The qualitative findings are from 56 participants. Hence, how to obtain theme 1 to theme 3, it should be stated such as coding, classification, and so on.

 

Reply

We followed Braun and Clarke’s method of thematic analysis: 1) familiarization, 2) generate initial codes, 3) search for themes, 4) review themes, and 5) define themes. These steps have been added to the methods section.

 

Pages 4 Lines 167-177

Lastly, participants’ responses to the open-ended questions on perceptions of FCOI were analyzed thematically, following Braun and Clarke.[41] This consisted of the following five steps: 1) familiarisation of the data, 2) generating initial codes, 3) searching for themes, 4) reviewing themes, and 5) defining themes. First, one member (AM) of our research team repeatedly read all the open-ended responses, identifying the units of meaning and generating codes to capture key thoughts and concepts contained in the responses. Next, this same team member categorized the codes thematically to identify themes. Verification of these themes, including their coherence and distinctiveness, was executed by the entire research team. This collaborative effort helped mitigate any unperceived biases associated with our individualized interests and prior research experience on financial and nonfinancial COI among healthcare professionals in Japan and the US.

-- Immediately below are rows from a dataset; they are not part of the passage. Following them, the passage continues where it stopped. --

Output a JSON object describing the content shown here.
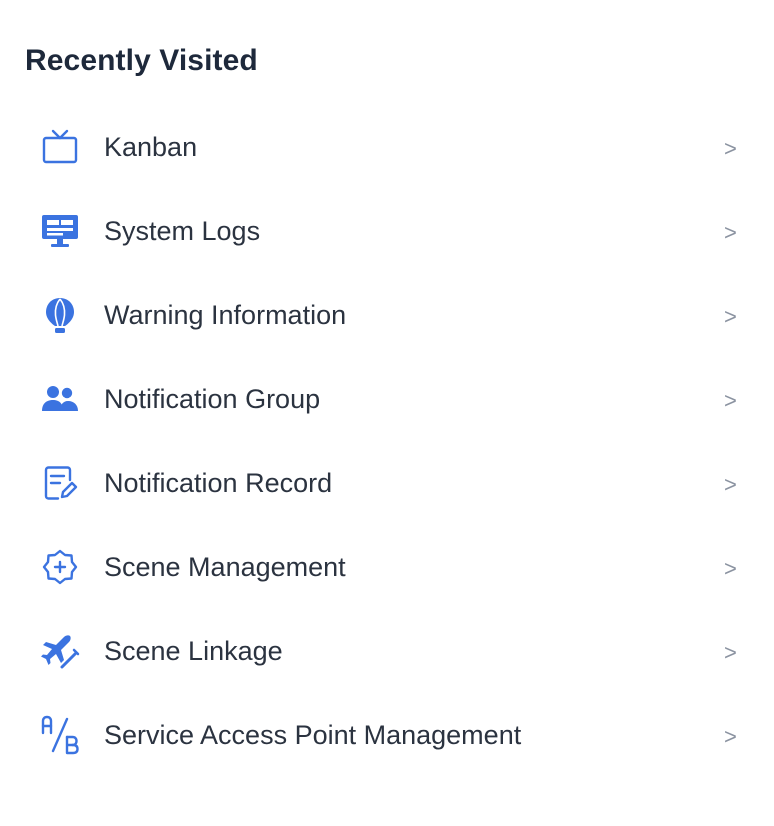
{
  "header": {
    "title": "Recently Visited"
  },
  "accent_color": "#3b73e0",
  "chevron_glyph": ">",
  "items": [
    {
      "label": "Kanban",
      "icon": "tv-icon"
    },
    {
      "label": "System Logs",
      "icon": "monitor-icon"
    },
    {
      "label": "Warning Information",
      "icon": "balloon-icon"
    },
    {
      "label": "Notification Group",
      "icon": "user-group-icon"
    },
    {
      "label": "Notification Record",
      "icon": "document-edit-icon"
    },
    {
      "label": "Scene Management",
      "icon": "settings-badge-icon"
    },
    {
      "label": "Scene Linkage",
      "icon": "airplane-icon"
    },
    {
      "label": "Service Access Point Management",
      "icon": "ab-test-icon"
    }
  ]
}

Author Response File: Author Response.docx

Round 2

Reviewer 2 Report

The scale's validity and reliability should be established. It cannot be stated in the limitation. This is a very  big shortcoming. To publish in this journal, the authors must effort it to complete it.

Author Response

On behalf of my co-authors, I would like to express our deepest gratitude for your interest and constructive comments on our manuscript entitled “Awareness and perceptions among members of a Japanese cancer patient advocacy group concerning the financial relationships between the pharmaceutical industry and physicians.” Please find the attached Word file which we responded to your comments point by point and revised manuscript with tracke changes.